David D. Rutstein: Distinguished Physician

By , July 29, 2010

Letter to Dr. Rutstein on his appointment as Distinguished Physician at the Veteran's Administration. From the Harvard Medical Library in the Francis A. Countway Library of Medicine.

Public Health project staff are currently working on the papers of Dr. David D. Rutstein, Ridey Watts Professor of Preventive Medicine at the Harvard Medical School. He was a former chief of the cardiac bureau of the New York State Department of Health; deputy commissioner of the New York City Department of Health (1943-1946), and taught at Harvard from 1946 to 1975.

Recently discovered in the collection were two cubic feet of records from Dr. Rustein’s career with the U.S. Veteran’s Administration.  His research at the VA concentrated on measuring and improving the quality of medical care and studies involving the genetics of alcoholism.  As a result of his recognition as an authority on national and international health care standards and policies, Dr. Rutstein was appointed a “Distinguished Physician” on July 4, 1976. The Distinguished Physician program was established in 1968 to enable the VA to benefit from the talents of outstanding medical scientists and educators. The appointment is one of the highest honors bestowed by the VA Department of Medicine and Surgery. At the time, Rustein was one of nine such physicians in the United States to be given the title.

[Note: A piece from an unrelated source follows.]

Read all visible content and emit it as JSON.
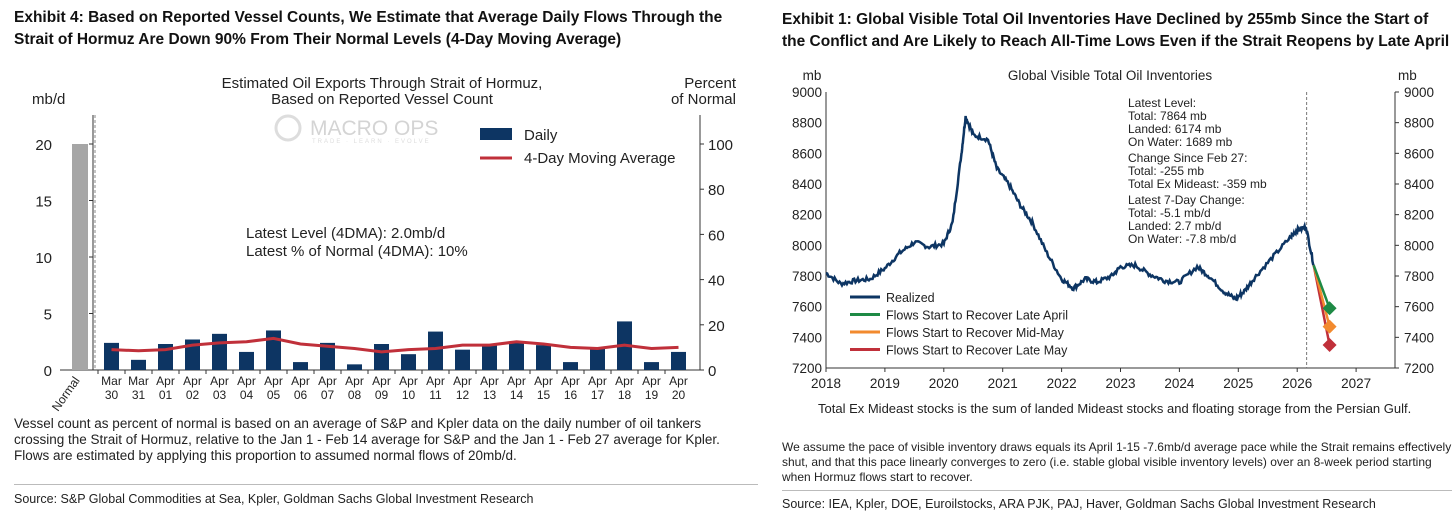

Foundations of Public Health Policy (FPHP) is an initiative currently funded by the Council on Library and Information Resources (CLIR). With grant funding, the Center for the History of Medicine is enabling, for the first time, access to the manuscript collections of influential leaders in the field of public health and public health administration. FPHP is part of the Center’s larger effort to chronicle the history of public health, starting with the Harvard School of Public Health, its centers, and its institutes.